With three plays down and only one to go, I was fairly confident I had already seen the bizarre one-act on the program. Then came Dasvedanya Mama, by Ethyl Eichelberger. Where to begin? Crackling with high spirits, confrontational edge, and musical numbers, Dasvedanya Mama was strange and excellent. The actors break out of character at times, and the results, possibly improvised, are riveting. The story, a melange of The Cherry Orchard and The Three Sisters, is extremely Kafkaesque. Brian Linden, towering in pink taffeta, sparkles as Olga, and serves as mistress of ceremonies. Beth Donohue plays all three sisters, and you'll want to see how. Special congratulations to whomever keeps track of all the props. If it were much longer than one act, Dasvedanya Mama wouldn't work, but as is, it delivers a wonderful campy jolt.
Weekly , August
The centerpiece of this program of shorts by the Shotgun Players (spread out over two nights) is Ethyl Eichelberger's Dasvedanya Mama, directed by Mark Swetz. Dasvedanya Mama is the late Eichelberger's spoof of Three Sisters and The Seagull, though "spoof" doesn't capture the inventive, irreverent absurdity of the piece. The show includes the cast's improvised, hilarious dialogues on the nature of acting and actors; interrupting a Chekhov parody to tweak Stanislavsky makes a grand, crazy sense. Done up in drag as the matriarch Olga, Brian Linden (an actor I haven't liked previously -- as he points out) takes all the crappy reviews he's ever received (many, apparently), and tells the critics to fuck off by giving a great, fearless comic performance. Linden is freer and more comfortable than I've ever seen him. Surrounded by ridiculousness, he seems finally to be at home. Whether doing a disco diva number about keeping "the door to your heart open," pining a little too lasciviously over Olga's absent son Vaslav (Andy Alabran), or stripping down to a god-awful leotard to give a farcical rendering of Olga's acting career that closely parallels his own, Linden is astonishing, and the rest of the cast is right there with him. Beth Donohue never misses a moment as all three sisters, Masha, Irina, and Maude. (She wears a mannequin head on each shoulder.) At one point, Masha calls to the idiot ward Nina (the very tall Andrea Weber, attached to three separate IV bags), and Donohue gets down on the floor in some weird position. When Linden asks what the hell she's doing, she replies, "I'm working with levels." Alabran bellows out a Dieter-meets-Omar-Sharif accent and Mary Eaton Fairfield as the faithful servant Fierz expectorates, shuffles, and collapses perfectly.
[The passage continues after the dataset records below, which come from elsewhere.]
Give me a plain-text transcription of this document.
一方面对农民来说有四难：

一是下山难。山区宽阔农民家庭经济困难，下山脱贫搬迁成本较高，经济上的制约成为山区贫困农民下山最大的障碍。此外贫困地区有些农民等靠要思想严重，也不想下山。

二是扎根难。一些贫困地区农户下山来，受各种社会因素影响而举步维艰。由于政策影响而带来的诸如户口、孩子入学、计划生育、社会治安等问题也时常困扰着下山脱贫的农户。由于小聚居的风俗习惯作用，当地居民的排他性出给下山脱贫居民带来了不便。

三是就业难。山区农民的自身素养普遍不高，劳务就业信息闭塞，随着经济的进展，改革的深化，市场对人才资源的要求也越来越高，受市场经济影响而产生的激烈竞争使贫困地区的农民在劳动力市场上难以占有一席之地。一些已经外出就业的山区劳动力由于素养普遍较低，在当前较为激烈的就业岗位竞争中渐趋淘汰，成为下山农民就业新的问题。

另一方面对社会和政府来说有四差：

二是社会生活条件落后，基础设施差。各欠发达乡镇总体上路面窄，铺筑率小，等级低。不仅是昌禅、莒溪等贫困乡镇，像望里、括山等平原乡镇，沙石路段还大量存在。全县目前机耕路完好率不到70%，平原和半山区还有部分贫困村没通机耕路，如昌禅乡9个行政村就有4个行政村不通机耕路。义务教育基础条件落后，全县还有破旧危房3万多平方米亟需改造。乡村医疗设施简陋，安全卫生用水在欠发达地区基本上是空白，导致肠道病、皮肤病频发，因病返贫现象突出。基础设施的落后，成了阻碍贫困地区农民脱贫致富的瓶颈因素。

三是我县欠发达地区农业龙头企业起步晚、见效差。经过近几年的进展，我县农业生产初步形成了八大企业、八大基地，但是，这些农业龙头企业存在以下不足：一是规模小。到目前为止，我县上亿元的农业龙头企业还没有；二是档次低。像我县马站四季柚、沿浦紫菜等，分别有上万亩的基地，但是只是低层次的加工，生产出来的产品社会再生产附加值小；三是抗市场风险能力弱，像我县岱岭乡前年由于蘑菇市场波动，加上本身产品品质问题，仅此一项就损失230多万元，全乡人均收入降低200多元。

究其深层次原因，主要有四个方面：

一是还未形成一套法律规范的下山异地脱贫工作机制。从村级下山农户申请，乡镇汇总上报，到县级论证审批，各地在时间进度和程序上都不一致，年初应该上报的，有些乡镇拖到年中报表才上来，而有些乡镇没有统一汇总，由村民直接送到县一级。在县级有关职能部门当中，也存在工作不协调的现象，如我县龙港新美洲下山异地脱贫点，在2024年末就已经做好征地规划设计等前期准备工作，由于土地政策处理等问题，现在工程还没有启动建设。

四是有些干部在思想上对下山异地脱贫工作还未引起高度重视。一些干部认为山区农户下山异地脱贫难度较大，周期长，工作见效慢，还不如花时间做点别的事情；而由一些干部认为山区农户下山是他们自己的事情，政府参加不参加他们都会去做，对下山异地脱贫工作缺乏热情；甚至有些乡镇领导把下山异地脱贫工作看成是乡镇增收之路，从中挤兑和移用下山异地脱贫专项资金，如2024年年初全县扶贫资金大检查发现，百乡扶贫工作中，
Of the other three plays, both Richard Greenberg's The Author's Voice and Jose Rivera's The Winged Man are negligible (though Voice is well-acted by Danny Wolohan and Kevin Karrick). Don Nigro's Something in the Basement offers a creeping horror in its portrayal of a dead marriage, and Rachel Brown as the wife is an eccentric terror, picking at her wedding ring like a scab.